Uzbekistan	7082.925300	70.00	7.00	1.104770e+07	Medium
Vanuatu	2933.806625	39.50	15.75	3.916390e+05	Very Low
Vietnam	10241.714750	173.25	7.25	8.626229e+07	Medium
Zambia	3304.687000	326.25	24.00	3.889813e+07	Low
Zimbabwe	2177.120575	197.00	21.50	3.363198e+07	Very Low

141 rows × 5 columns

# Create Boxplots
fig, axs = plt.subplots(ncols=2, figsize=(15, 5))

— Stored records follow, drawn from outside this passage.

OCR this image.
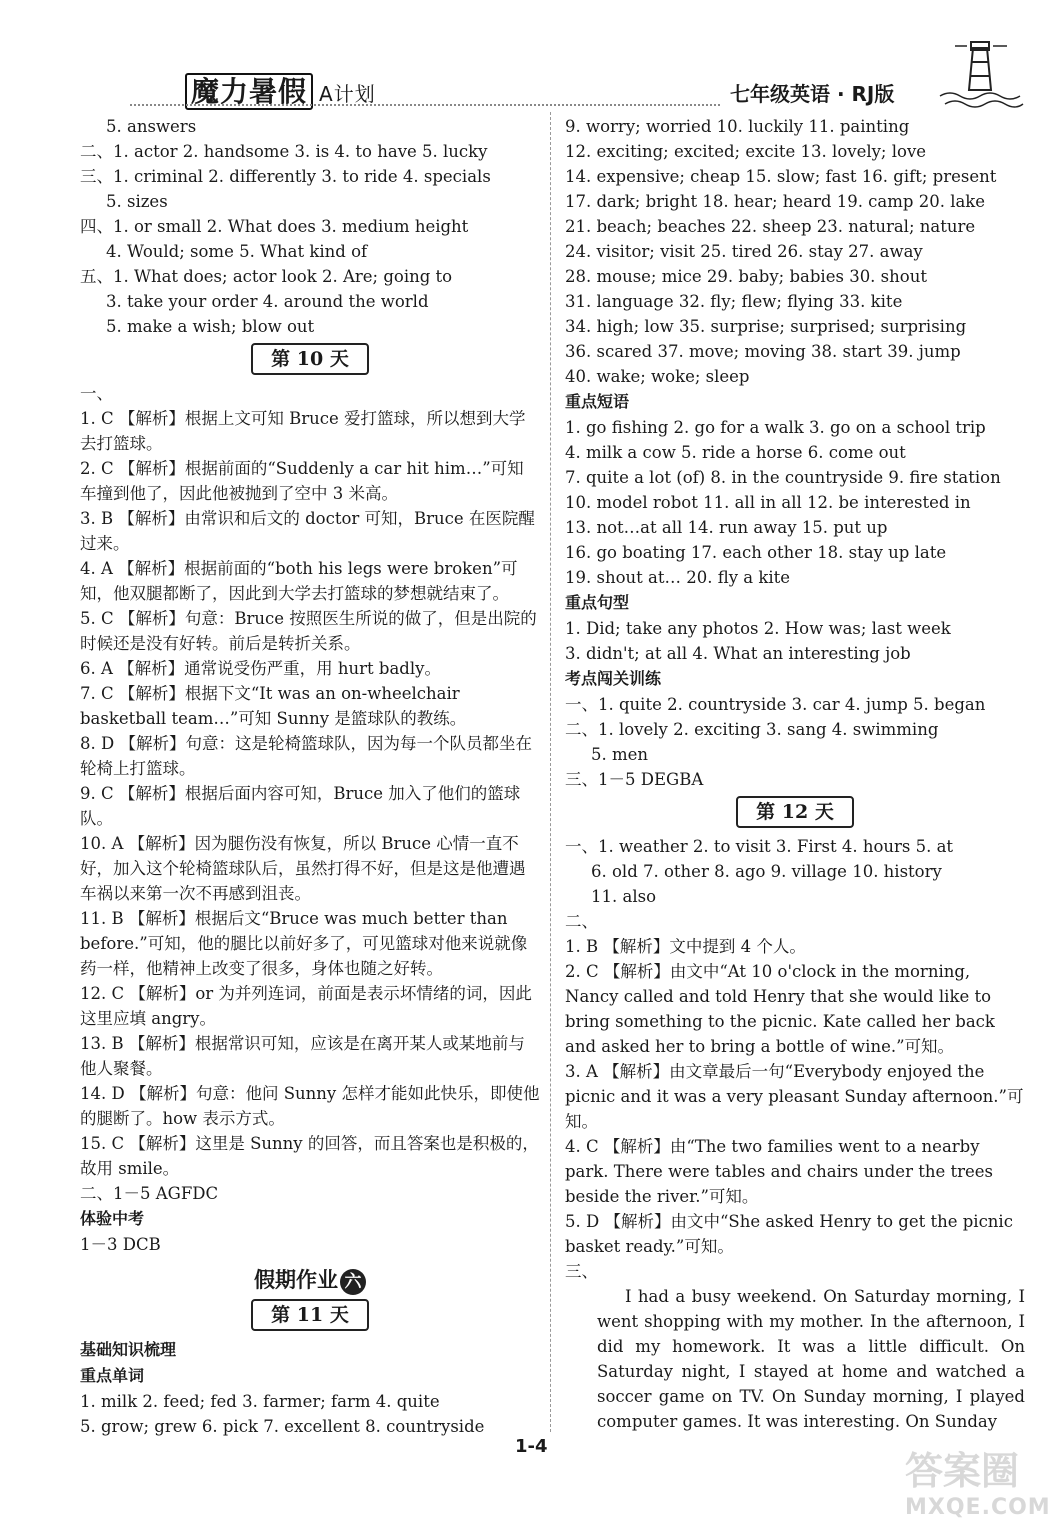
魔力暑假 A计划	七年级英语 · RJ版
5. answers
二、1. actor 2. handsome 3. is 4. to have 5. lucky
三、1. criminal 2. differently 3. to ride 4. specials
5. sizes
四、1. or small 2. What does 3. medium height
4. Would; some 5. What kind of
五、1. What does; actor look 2. Are; going to
3. take your order 4. around the world
5. make a wish; blow out
第 10 天
一、
1. C 【解析】根据上文可知 Bruce 爱打篮球，所以想到大学去打篮球。
2. C 【解析】根据前面的“Suddenly a car hit him…”可知车撞到他了，因此他被抛到了空中 3 米高。
3. B 【解析】由常识和后文的 doctor 可知，Bruce 在医院醒过来。
4. A 【解析】根据前面的“both his legs were broken”可知，他双腿都断了，因此到大学去打篮球的梦想就结束了。
5. C 【解析】句意：Bruce 按照医生所说的做了，但是出院的时候还是没有好转。前后是转折关系。
6. A 【解析】通常说受伤严重，用 hurt badly。
7. C 【解析】根据下文“It was an on-wheelchair basketball team…”可知 Sunny 是篮球队的教练。
8. D 【解析】句意：这是轮椅篮球队，因为每一个队员都坐在轮椅上打篮球。
9. C 【解析】根据后面内容可知，Bruce 加入了他们的篮球队。
10. A 【解析】因为腿伤没有恢复，所以 Bruce 心情一直不好，加入这个轮椅篮球队后，虽然打得不好，但是这是他遭遇车祸以来第一次不再感到沮丧。
11. B 【解析】根据后文“Bruce was much better than before.”可知，他的腿比以前好多了，可见篮球对他来说就像药一样，他精神上改变了很多，身体也随之好转。
12. C 【解析】or 为并列连词，前面是表示坏情绪的词，因此这里应填 angry。
13. B 【解析】根据常识可知，应该是在离开某人或某地前与他人聚餐。
14. D 【解析】句意：他问 Sunny 怎样才能如此快乐，即使他的腿断了。how 表示方式。
15. C 【解析】这里是 Sunny 的回答，而且答案也是积极的，故用 smile。
二、1－5 AGFDC
体验中考
1－3 DCB
假期作业 六
第 11 天
基础知识梳理
重点单词
1. milk 2. feed; fed 3. farmer; farm 4. quite
5. grow; grew 6. pick 7. excellent 8. countryside
9. worry; worried 10. luckily 11. painting
12. exciting; excited; excite 13. lovely; love
14. expensive; cheap 15. slow; fast 16. gift; present
17. dark; bright 18. hear; heard 19. camp 20. lake
21. beach; beaches 22. sheep 23. natural; nature
24. visitor; visit 25. tired 26. stay 27. away
28. mouse; mice 29. baby; babies 30. shout
31. language 32. fly; flew; flying 33. kite
34. high; low 35. surprise; surprised; surprising
36. scared 37. move; moving 38. start 39. jump
40. wake; woke; sleep
重点短语
1. go fishing 2. go for a walk 3. go on a school trip
4. milk a cow 5. ride a horse 6. come out
7. quite a lot (of) 8. in the countryside 9. fire station
10. model robot 11. all in all 12. be interested in
13. not…at all 14. run away 15. put up
16. go boating 17. each other 18. stay up late
19. shout at… 20. fly a kite
重点句型
1. Did; take any photos 2. How was; last week
3. didn't; at all 4. What an interesting job
考点闯关训练
一、1. quite 2. countryside 3. car 4. jump 5. began
二、1. lovely 2. exciting 3. sang 4. swimming
5. men
三、1－5 DEGBA
第 12 天
一、1. weather 2. to visit 3. First 4. hours 5. at
6. old 7. other 8. ago 9. village 10. history
11. also
二、
1. B 【解析】文中提到 4 个人。
2. C 【解析】由文中“At 10 o'clock in the morning, Nancy called and told Henry that she would like to bring something to the picnic. Kate called her back and asked her to bring a bottle of wine.”可知。
3. A 【解析】由文章最后一句“Everybody enjoyed the picnic and it was a very pleasant Sunday afternoon.”可知。
4. C 【解析】由“The two families went to a nearby park. There were tables and chairs under the trees beside the river.”可知。
5. D 【解析】由文中“She asked Henry to get the picnic basket ready.”可知。
三、
I had a busy weekend. On Saturday morning, I went shopping with my mother. In the afternoon, I did my homework. It was a little difficult. On Saturday night, I stayed at home and watched a soccer game on TV. On Sunday morning, I played computer games. It was interesting. On Sunday
1-4
答案圈
MXQE.COM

# Boxplot for 'Incidencia' by 'GDP_Level'
sns.boxplot(x='GDP_Level', y='Incidence', data=df_grouped1, color='skyblue', ax=axs[0])
axs[0].set_ylabel("Incidence")

# Boxplot for 'Budget' by 'GDP_Level'
sns.boxplot(x='GDP_Level', y='Budget', data=df_grouped1, color='pink', ax=axs[1])
axs[1].set_ylabel("Budget")

plt.subplots_adjust(wspace=0.5)
sns.set(rc={'figure.figsize':(10,5)})

plt.show()

# Show the joint distribution using kernel density estimation
g = sns.jointplot(data=df_grouped1, x="Incidence", y="GDP", kind="kde")
plt.show()

# Relationship of each group
sns.pairplot(df_grouped1, hue="GDP_Level")
plt.show()

Conclusions

• 3 dataframes were imported from 2 different web sources. Data was analyzed and different useful tools were shown to be able to extract trend values both numerically and graphically.
• A merge of the dataframes was achieved, relating variables from them and data was subdivided into labels that facilitated the interpretation of the obtained data.
• A correspondence could be visualized between the countries with the lowest GDP and their relationship with Tuberculosis. For example, with the correlation matrix filtered in poorer countries, it can be evidenced that the number of incidences and the number of deaths were correlated.
• It was visualized that the countries that invest the most in tuberculosis are those that have a medium GDP and that this investment is independent of the number of incidences.
• The Geopandas library was used as a useful tool for visualizing countries. It is an example of the many useful libraries that can be found to perform visualization tasks.
• The power of Python was shown to perform different processes of cleaning, processing, and data analysis at different levels.